3. Know the difference between libelous content and negative content. Most content will fall into the “negative” category (as much as you don’t like it), but, on occasion, you may have grounds for legal action. You’ll need to consult an attorney to know for sure. When in doubt, it can’t hurt to check.
4. Pick your battles. You can’t win them all, nor should you try. If someone does a search on your company and nothing negative comes up for pages and pages, that might be a problem, too, because, after all, no person or entity is perfect, and people know this. When people perform searches, they’re looking for honest information, not sanitized information that’s all squeaky clean. In fact, a negative blog post that also includes an “UPDATE” addendum that goes on to explain how your company reached out and fixed the issue will go a long way in showing people that you’re a class-act and professional.

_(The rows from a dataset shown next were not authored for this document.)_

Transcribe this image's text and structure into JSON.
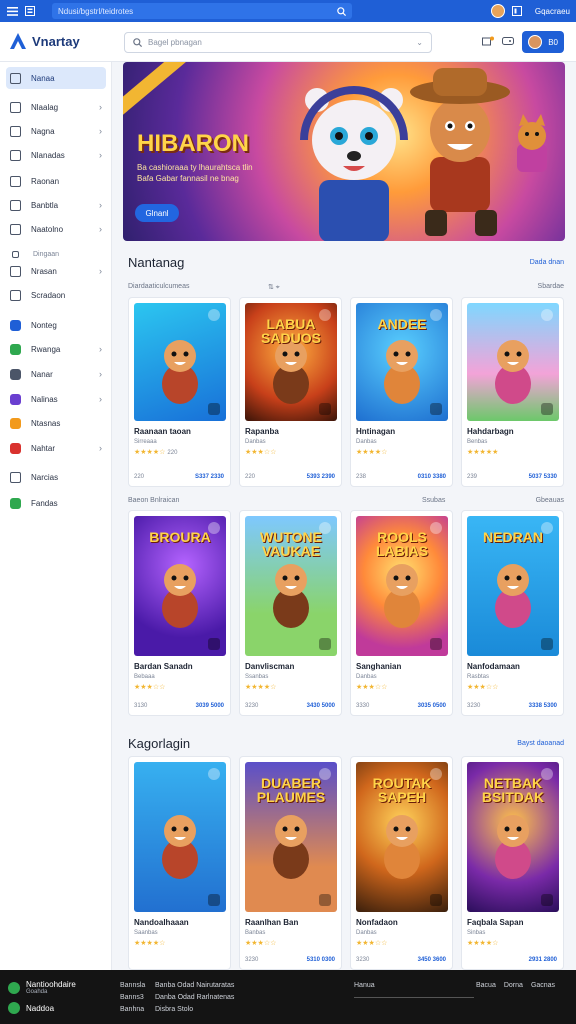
{
  "topbar": {
    "url": "Ndusi/bgstrl/teidrotes",
    "right_label": "Gqacraeu"
  },
  "header": {
    "logo": "Vnartay",
    "search_placeholder": "Bagel pbnagan",
    "user_label": "B0"
  },
  "sidebar": {
    "items": [
      {
        "label": "Nanaa",
        "active": true,
        "arrow": false
      },
      {
        "label": "Nlaalag",
        "arrow": true
      },
      {
        "label": "Nagna",
        "arrow": true
      },
      {
        "label": "Nlanadas",
        "arrow": true
      },
      {
        "label": "Raonan",
        "arrow": false
      },
      {
        "label": "Banbtla",
        "arrow": true
      },
      {
        "label": "Naatolno",
        "arrow": true
      },
      {
        "label": "Dingaan",
        "arrow": false,
        "sub": true
      },
      {
        "label": "Nrasan",
        "arrow": true
      },
      {
        "label": "Scradaon",
        "arrow": false
      },
      {
        "label": "Nonteg",
        "arrow": false,
        "color": "#1f5fd6"
      },
      {
        "label": "Rwanga",
        "arrow": true,
        "color": "#2fa84f"
      },
      {
        "label": "Nanar",
        "arrow": true,
        "color": "#4b5568"
      },
      {
        "label": "Nalinas",
        "arrow": true,
        "color": "#6a3fd0"
      },
      {
        "label": "Ntasnas",
        "arrow": false,
        "color": "#f29a1c"
      },
      {
        "label": "Nahtar",
        "arrow": true,
        "color": "#d9322e"
      },
      {
        "label": "Narcias",
        "arrow": false
      },
      {
        "label": "Fandas",
        "arrow": false,
        "color": "#2fa84f"
      }
    ]
  },
  "banner": {
    "title": "HIBARON",
    "subtitle": "Ba cashioraaa ty lhaurahtsca tlin Bafa Gabar fannasil ne bnag",
    "button": "Glnanl"
  },
  "sections": [
    {
      "title": "Nantanag",
      "link": "Dada dnan",
      "rows": [
        {
          "left": "Diardaaticulcumeas",
          "right": "Sbardae"
        },
        {
          "left": "Baeon Bnlraican",
          "right": "Gbeauas"
        }
      ]
    },
    {
      "title": "Kagorlagin",
      "link": "Bayst daoanad"
    }
  ],
  "cards": [
    {
      "name": "Raanaan taoan",
      "dev": "Sirreaaa",
      "stars": "★★★★☆",
      "reviews": "220",
      "size": "220",
      "price": "S337 2330"
    },
    {
      "name": "Rapanba",
      "dev": "Danbas",
      "stars": "★★★☆☆",
      "reviews": "",
      "size": "220",
      "price": "5393 2390"
    },
    {
      "name": "Hntinagan",
      "dev": "Danbas",
      "stars": "★★★★☆",
      "reviews": "",
      "size": "238",
      "price": "0310 3380"
    },
    {
      "name": "Hahdarbagn",
      "dev": "Benbas",
      "stars": "★★★★★",
      "reviews": "",
      "size": "239",
      "price": "5037 5330"
    },
    {
      "name": "Bardan Sanadn",
      "dev": "Bebaaa",
      "stars": "★★★☆☆",
      "reviews": "",
      "size": "3130",
      "price": "3039 5000"
    },
    {
      "name": "Danvliscman",
      "dev": "Ssanbas",
      "stars": "★★★★☆",
      "reviews": "",
      "size": "3230",
      "price": "3430 5000"
    },
    {
      "name": "Sanghanian",
      "dev": "Danbas",
      "stars": "★★★☆☆",
      "reviews": "",
      "size": "3330",
      "price": "3035 0500"
    },
    {
      "name": "Nanfodamaan",
      "dev": "Rasbtas",
      "stars": "★★★☆☆",
      "reviews": "",
      "size": "3230",
      "price": "3338 5300"
    },
    {
      "name": "Nandoalhaaan",
      "dev": "Saanbas",
      "stars": "★★★★☆",
      "reviews": "",
      "size": "",
      "price": ""
    },
    {
      "name": "Raanlhan Ban",
      "dev": "Banbas",
      "stars": "★★★☆☆",
      "reviews": "",
      "size": "3230",
      "price": "5310 0300"
    },
    {
      "name": "Nonfadaon",
      "dev": "Danbas",
      "stars": "★★★☆☆",
      "reviews": "",
      "size": "3230",
      "price": "3450 3600"
    },
    {
      "name": "Faqbala Sapan",
      "dev": "Sinbas",
      "stars": "★★★★☆",
      "reviews": "",
      "size": "",
      "price": "2931 2800"
    }
  ],
  "card_art": [
    {
      "bg": "linear-gradient(160deg,#2cc6f0,#1870d8)",
      "text": ""
    },
    {
      "bg": "radial-gradient(circle at 50% 40%,#ffb040,#c8401a 60%,#3a1408)",
      "text": "LABUA SADUOS"
    },
    {
      "bg": "radial-gradient(circle at 50% 40%,#5ad0ff,#1e6fd0)",
      "text": "ANDEE"
    },
    {
      "bg": "linear-gradient(180deg,#7fd7ff,#f3a3d8 60%,#6cc86a)",
      "text": ""
    },
    {
      "bg": "radial-gradient(circle at 55% 35%,#b463ff,#4a1aa8 70%)",
      "text": "BROURA"
    },
    {
      "bg": "linear-gradient(180deg,#7ec8ff,#8ad46a 70%)",
      "text": "WUTONE VAUKAE"
    },
    {
      "bg": "radial-gradient(circle at 50% 40%,#ffe070,#ff8a3a 40%,#c03a9a 80%)",
      "text": "ROOLS LABIAS"
    },
    {
      "bg": "linear-gradient(180deg,#39b6f5,#1a8ad8)",
      "text": "NEDRAN"
    },
    {
      "bg": "linear-gradient(180deg,#37b0f0,#2270d0)",
      "text": ""
    },
    {
      "bg": "linear-gradient(180deg,#5a4fc9,#e08a50 70%)",
      "text": "DUABER PLAUMES"
    },
    {
      "bg": "radial-gradient(circle at 50% 40%,#ffd25a,#d0671c 50%,#3a1f0c)",
      "text": "ROUTAK SAPEH"
    },
    {
      "bg": "radial-gradient(circle at 50% 40%,#ffc24a,#7a2aa8 60%,#2a0e5a)",
      "text": "NETBAK BSITDAK"
    }
  ],
  "footer": {
    "brand": "Nantioohdaire",
    "brand_sub": "Goahda",
    "brand2": "Naddoa",
    "col1": [
      "Bannsla",
      "Banns3",
      "Banhna"
    ],
    "col2": [
      "Banba Odad Nairutaratas",
      "Danba Odad Rarlnatenas",
      "Disbra Stolo"
    ],
    "col3_title": "Hanua",
    "col4": [
      "Bacua",
      "Dorna",
      "Gacnas"
    ]
  },
  "colors": {
    "accent": "#1f5fd6",
    "star": "#f2b632",
    "footer_bg": "#141414"
  }
}
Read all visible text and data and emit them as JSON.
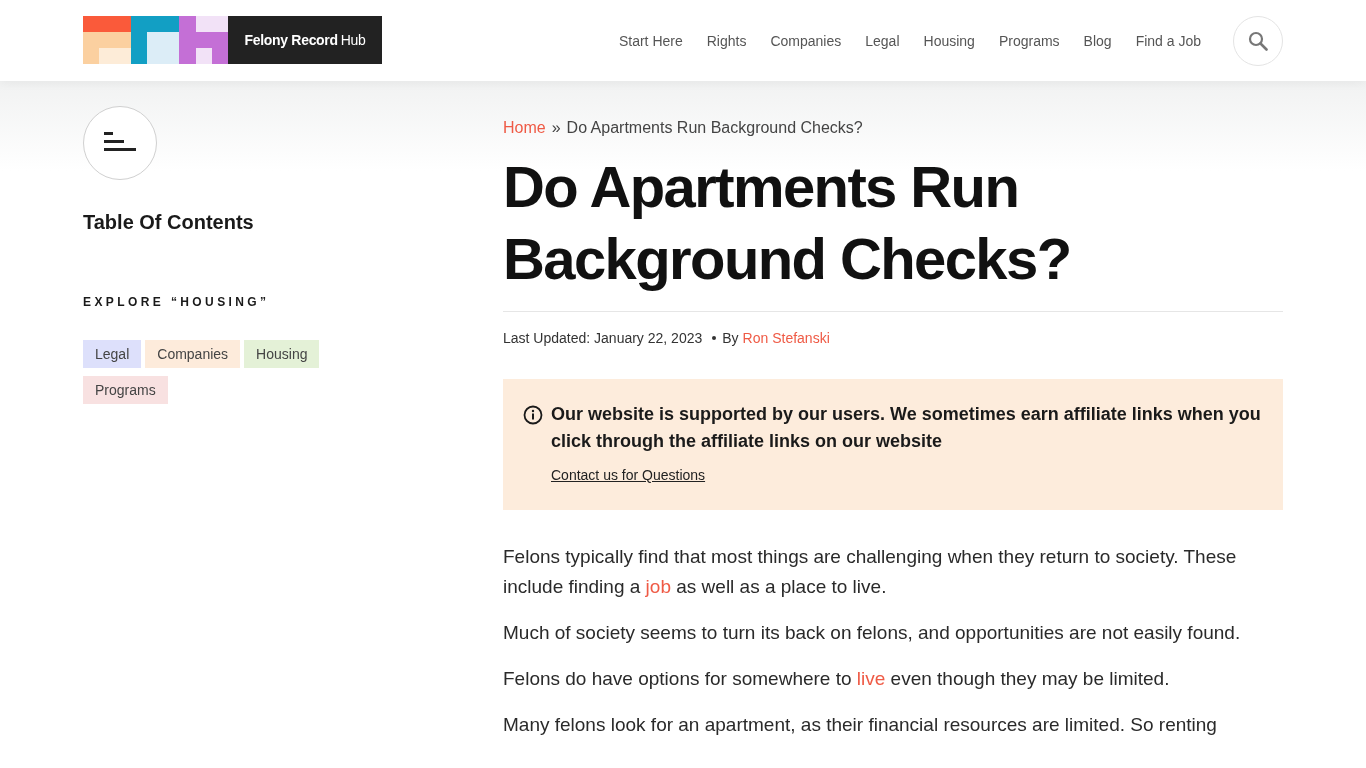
{
  "site": {
    "name_bold": "Felony Record",
    "name_rest": "Hub"
  },
  "nav": [
    {
      "label": "Start Here"
    },
    {
      "label": "Rights"
    },
    {
      "label": "Companies"
    },
    {
      "label": "Legal"
    },
    {
      "label": "Housing"
    },
    {
      "label": "Programs"
    },
    {
      "label": "Blog"
    },
    {
      "label": "Find a Job"
    }
  ],
  "sidebar": {
    "toc_title": "Table Of Contents",
    "explore_heading": "EXPLORE “HOUSING”",
    "tags": [
      {
        "label": "Legal",
        "color": "#dde0fb"
      },
      {
        "label": "Companies",
        "color": "#fdebdb"
      },
      {
        "label": "Housing",
        "color": "#e4f1d7"
      },
      {
        "label": "Programs",
        "color": "#f8e1e1"
      }
    ]
  },
  "breadcrumb": {
    "home": "Home",
    "separator": "»",
    "current": "Do Apartments Run Background Checks?"
  },
  "title": "Do Apartments Run Background Checks?",
  "meta": {
    "updated": "Last Updated: January 22, 2023",
    "by": "By",
    "author": "Ron Stefanski"
  },
  "notice": {
    "text": "Our website is supported by our users. We sometimes earn affiliate links when you click through the affiliate links on our website",
    "link": "Contact us for Questions"
  },
  "paragraphs": [
    [
      {
        "kind": "text",
        "text": "Felons typically find that most things are challenging when they return to society. These include finding a "
      },
      {
        "kind": "link",
        "text": "job"
      },
      {
        "kind": "text",
        "text": " as well as a place to live."
      }
    ],
    [
      {
        "kind": "text",
        "text": "Much of society seems to turn its back on felons, and opportunities are not easily found."
      }
    ],
    [
      {
        "kind": "text",
        "text": "Felons do have options for somewhere to "
      },
      {
        "kind": "link",
        "text": "live"
      },
      {
        "kind": "text",
        "text": " even though they may be limited."
      }
    ],
    [
      {
        "kind": "text",
        "text": "Many felons look for an apartment, as their financial resources are limited.  So renting"
      }
    ]
  ]
}
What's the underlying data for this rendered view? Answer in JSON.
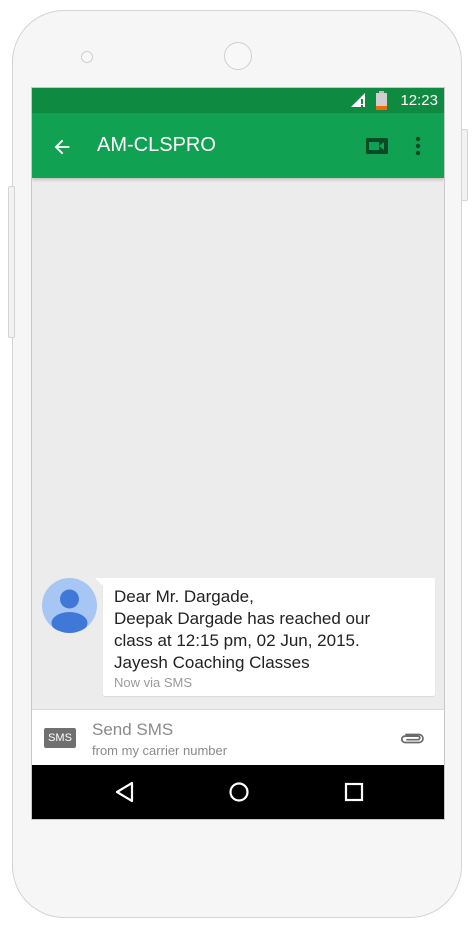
{
  "status_bar": {
    "time": "12:23",
    "icons": [
      "signal-icon",
      "battery-icon"
    ]
  },
  "app_bar": {
    "title": "AM-CLSPRO",
    "back_icon": "back-arrow-icon",
    "video_icon": "video-call-icon",
    "menu_icon": "more-vert-icon"
  },
  "message": {
    "avatar_icon": "person-avatar-icon",
    "lines": [
      "Dear Mr. Dargade,",
      "Deepak Dargade has reached our",
      "class at 12:15 pm, 02 Jun, 2015.",
      "Jayesh Coaching Classes"
    ],
    "meta": "Now via SMS"
  },
  "compose": {
    "badge": "SMS",
    "placeholder": "Send SMS",
    "sub": "from my carrier number",
    "attach_icon": "paperclip-icon"
  },
  "nav_bar": {
    "icons": [
      "nav-back-icon",
      "nav-home-icon",
      "nav-recents-icon"
    ]
  },
  "colors": {
    "status_bar": "#0f8a41",
    "app_bar": "#11a152",
    "avatar_bg": "#a7c6f4",
    "avatar_fg": "#3f78d6"
  }
}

5. Don’t forget your employees. Ah, your employees. They would never, ever say anything negative about your company or say something that reflects poorly on your company, right? Guess again. Employees are human. Some will make mistakes (like tweeting from a company Twitter account when they think they’re tweeting from their own personal profile). And some might not “go quietly” when they get laid off, as evidenced by this Twitter account takeover by some disgruntled former employees. Suddenly, your online reputation has just soured, and it’s thanks to the people you thought had your back. So what can you do? First, it can really help to have some sort of social media policy for your employees. It does not need to be pages long or full of legalese. But it should clearly state what’s OK and not OK. Second, you should have a process in place for changing ALL social media passwords when an employee is fired, let go, or leaves on his or her own and you should have a repository for all of this info (and a way to disseminate the new info to employees who need access).
6. Have a plan in place for promoting the good stuff. If you haven’t been monitoring your online reputation, you might be surprised what surfaces to the top when you do a Google search on your company name. The best way to combat what comes up in the top of search engines is to make sure you’re doing a good job producing positive content: adding fresh customer testimonials; issuing press releases online about new products/services, innovations, or new customers (note: these releases aren’t necessarily to garner press, but rather to promote the positive); issuing case studies; and so forth.
What strategies do you use for managing your company’s online reputation? Share in the comments.